達文西機械手臂輔助部份腎臟切除中沾黏性腎周圍脂肪之預測因子
張雲筑1、程威銘1、鍾孝仁1,2、林登龍1,2、陳光國1,2
台北榮民總醫院泌尿部1
國立陽明大學醫學系泌尿學科2
Prediction of adherent perinephric fat inRobotic-assisted partial nephrectomy
Yun-Chu Chang1, Wei-Ming Cheng 1, Hsiao-Jen Chung1, 2,
Alex T. L. Lin1, 2, Kuang-Kuo Chen1, 2
1 Department of Urology, Taipei Veterans General Hospital
2 Department of Urology, School of Medicine, National Yang-Ming University
Introduction:
Robotic-assisted partial nephrectomy (RAPN) is a challenging procedure, especially for young urologists with limited experiences. Several image-based scoring systems have been proposed to predict the anatomical complexity of the operation; however, adhesive perirenal fat (APF) is also an important patient-specific factor that would increase the difficulty in mobilization of the kidney as well as isolation of the renal mass in RAPN. It is hardly predicted by these well-known scoring system . In the present study, we tried to find out the preoperative predictive factors for APF in patients undergoing RAPN.
Materials and methods:
We prospectively collected patients undergoing RAPN by one single experienced urologist in our institutes from August, 2013 to October, 2014. All the procedures were standardized.

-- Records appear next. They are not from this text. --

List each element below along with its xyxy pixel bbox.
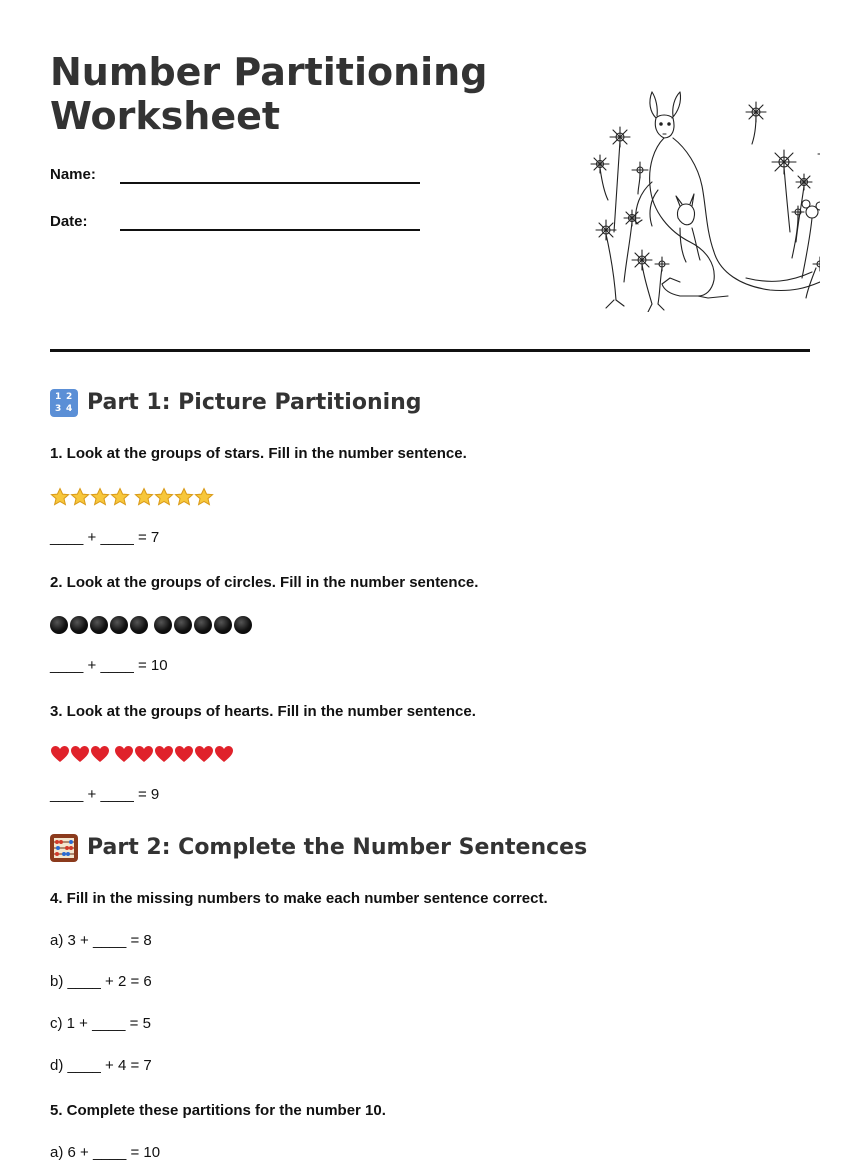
part1-heading xyxy=(50,389,422,417)
part2-heading xyxy=(50,834,587,862)
input-numbers-icon: 1 2 3 4 xyxy=(50,389,78,417)
black-circle-icon xyxy=(194,616,212,634)
black-circle-icon xyxy=(50,616,68,634)
star-group-2 xyxy=(134,487,214,507)
question-4d: d) ____ + 4 = 7 xyxy=(50,1057,152,1074)
question-1-prompt: 1. Look at the groups of stars. Fill in the number sentence. xyxy=(50,445,467,462)
black-circle-icon xyxy=(234,616,252,634)
black-circle-icon xyxy=(110,616,128,634)
question-4c: c) 1 + ____ = 5 xyxy=(50,1015,151,1032)
heart-icon xyxy=(214,745,234,763)
kangaroo-illustration xyxy=(530,82,820,312)
black-circle-icon xyxy=(90,616,108,634)
heart-icon xyxy=(114,745,134,763)
circle-groups xyxy=(50,614,258,636)
abacus-icon xyxy=(50,834,78,862)
question-4-prompt: 4. Fill in the missing numbers to make each number sentence correct. xyxy=(50,890,548,907)
date-label: Date: xyxy=(50,213,88,230)
question-5-prompt: 5. Complete these partitions for the number 10. xyxy=(50,1102,386,1119)
flower-right-group xyxy=(746,102,820,298)
star-icon xyxy=(154,487,174,507)
flower-left-group xyxy=(591,127,669,312)
question-2-prompt: 2. Look at the groups of circles. Fill in the number sentence. xyxy=(50,574,479,591)
heart-icon xyxy=(50,745,70,763)
circle-group-1 xyxy=(50,616,150,634)
star-group-1 xyxy=(50,487,130,507)
part2-heading-text: Part 2: Complete the Number Sentences xyxy=(87,835,588,860)
black-circle-icon xyxy=(174,616,192,634)
heart-icon xyxy=(174,745,194,763)
worksheet-title: Number Partitioning Worksheet xyxy=(50,50,488,138)
heart-group-1 xyxy=(50,745,110,763)
heart-icon xyxy=(90,745,110,763)
star-groups xyxy=(50,486,218,508)
question-5a: a) 6 + ____ = 10 xyxy=(50,1144,161,1161)
black-circle-icon xyxy=(154,616,172,634)
heart-icon xyxy=(154,745,174,763)
heart-icon xyxy=(194,745,214,763)
name-label: Name: xyxy=(50,166,96,183)
star-icon xyxy=(70,487,90,507)
circle-group-2 xyxy=(154,616,254,634)
worksheet-page xyxy=(50,0,810,1161)
star-icon xyxy=(134,487,154,507)
black-circle-icon xyxy=(214,616,232,634)
question-4b: b) ____ + 2 = 6 xyxy=(50,973,152,990)
heart-icon xyxy=(134,745,154,763)
question-3-prompt: 3. Look at the groups of hearts. Fill in the number sentence. xyxy=(50,703,476,720)
part1-heading-text: Part 1: Picture Partitioning xyxy=(87,390,422,415)
star-icon xyxy=(50,487,70,507)
black-circle-icon xyxy=(130,616,148,634)
question-2-sentence: ____ + ____ = 10 xyxy=(50,657,168,674)
header-divider xyxy=(50,349,810,352)
heart-group-2 xyxy=(114,745,234,763)
black-circle-icon xyxy=(70,616,88,634)
question-1-sentence: ____ + ____ = 7 xyxy=(50,529,160,546)
date-write-line xyxy=(120,229,420,231)
heart-groups xyxy=(50,743,238,765)
star-icon xyxy=(194,487,214,507)
name-write-line xyxy=(120,182,420,184)
star-icon xyxy=(110,487,130,507)
star-icon xyxy=(174,487,194,507)
question-4a: a) 3 + ____ = 8 xyxy=(50,932,152,949)
question-3-sentence: ____ + ____ = 9 xyxy=(50,786,160,803)
star-icon xyxy=(90,487,110,507)
heart-icon xyxy=(70,745,90,763)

The presence of APF, the duration and the difficulty of kidney morbilization / tumor isolation were judged by another urologist independently. Presence of fat stranding, thickness and Housefield Unit (HU) of medial, lateral, anterior, and posterior aspects of perirenal fat at the same side of the renal mass at the level of renal vein on preoperative noncotrast-enhanced transverse CT images, as well as the recently proposed Mayo adhesive probability score (MAPS = degree of fat stranding + thickness of posterior perirenal fat) and perirenal fat density (PFD = total HU / surface area) were recorded by a third urologist who was blind to the surgical details. These image-based factors, along with other demographic data including age at surgery, sex, body weight index (BMI), preoperative biochemical profiles, and comorbidities, were correlated with perioperative surgical outcomes, including presence of APF, operation time, surgical difficulty, estimated blood loss, conversion to open surgery, length of hospital stay, and early compliations within 30 days. Fisher’s exact test and Mann-Whitney test were used for univariate analysis while stepwise correlation was used for multivariate analysis. p value less than 0.05 was defined as statistical significance.
Results:
A total of consecutive 42 patients were included. The mean age at surgery was 58.2 ± 13.1 years and mean BMI was 25.3 ± 3.9 kg/m2.17 patients were female(40.4%) and 18 (42.9%) patients had their tumor at right side. APF was observed in 11 patients(26.0%), and moderate to severe difficulty in kidney mobilization / tumor isolation was noticed in 20 (47.6%) patients. The mean time needed for this step was 50.1 ± 38.5 minutes. The presence of APF was significantly associated with the kidney mobilization / tumor isolation time (83.7 ± 43.0 minutes vs. 38.1 ± 25.6 minutes. p = 0.01) and degree of difficulty (for moderate to severe difficulty, 11(100%) vs. 9(29%), p < 0.001). On univariate analysis, presence of comorbid type 2 diabetes mellitus (5 out of 11 vs. 2 out of 31 p =0.009), presence of diffuse fat stranding(2 out of 11 vs.0 out of 31 p = 0.02), level of preoperative creatinine (OR=17.9, p = 0.036), medial fat thickness (OR=3.9, p = 0.003), and MAPS(p = 0.005), were significantly associated with APF. Other factors were failed to show any significance.
Conclusion:
APF was an important patient-specific factor that would impose adverse effect on time and difficulty of kidney mobilization and tumor isolation. Image-based MAPS could be a preoperative predictor for the presence of APF during RAPN in our study.